Recent case: Lynn Foshee worked for Ascension Health and took FMLA leave for unspecified psychological problems. While on FMLA leave, she saw a job listing for what she thought was her position. Then her supervisor refused to meet with her to discuss her return.

Instead of coming back to work or pursuing accommodations, Foshee quit. Then she sued, alleging she had no choice but to quit since Ascension Health was retaliating against her for taking FMLA leave.

She argued that she had reason to believe she was being fired and that was as good as actually being fired.

The court nixed her skewed logic.
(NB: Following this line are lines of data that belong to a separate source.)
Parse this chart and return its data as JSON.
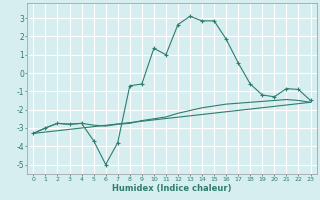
{
  "xlabel": "Humidex (Indice chaleur)",
  "background_color": "#d6eef0",
  "grid_color": "#ffffff",
  "line_color": "#2e7d6e",
  "xlim": [
    -0.5,
    23.5
  ],
  "ylim": [
    -5.5,
    3.8
  ],
  "yticks": [
    -5,
    -4,
    -3,
    -2,
    -1,
    0,
    1,
    2,
    3
  ],
  "line1_x": [
    0,
    1,
    2,
    3,
    4,
    5,
    6,
    7,
    8,
    9,
    10,
    11,
    12,
    13,
    14,
    15,
    16,
    17,
    18,
    19,
    20,
    21,
    22,
    23
  ],
  "line1_y": [
    -3.3,
    -3.0,
    -2.75,
    -2.8,
    -2.75,
    -3.7,
    -5.0,
    -3.8,
    -0.7,
    -0.6,
    1.35,
    1.0,
    2.65,
    3.1,
    2.85,
    2.85,
    1.85,
    0.55,
    -0.6,
    -1.2,
    -1.3,
    -0.85,
    -0.9,
    -1.5
  ],
  "line2_x": [
    0,
    1,
    2,
    3,
    4,
    5,
    6,
    7,
    8,
    9,
    10,
    11,
    12,
    13,
    14,
    15,
    16,
    17,
    18,
    19,
    20,
    21,
    22,
    23
  ],
  "line2_y": [
    -3.3,
    -3.0,
    -2.75,
    -2.8,
    -2.75,
    -2.85,
    -2.9,
    -2.8,
    -2.75,
    -2.6,
    -2.5,
    -2.4,
    -2.2,
    -2.05,
    -1.9,
    -1.8,
    -1.7,
    -1.65,
    -1.6,
    -1.55,
    -1.5,
    -1.45,
    -1.5,
    -1.6
  ],
  "line3_x": [
    0,
    23
  ],
  "line3_y": [
    -3.3,
    -1.6
  ]
}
It said that nothing about her situation was intolerable, and that employees should not see a plot behind every move. Instead, employees owe their employers an obligation not to assume the worst. (Foshee v. Ascension Health, No. 09-16499, 11th Cir., 2010)

Final note: If an employee really is on thin ice, take time to get the firing right. Don’t be in a hurry out of fear the employee will quit and sue anyway. Instead, carefully document the process and build a solid case for discharge.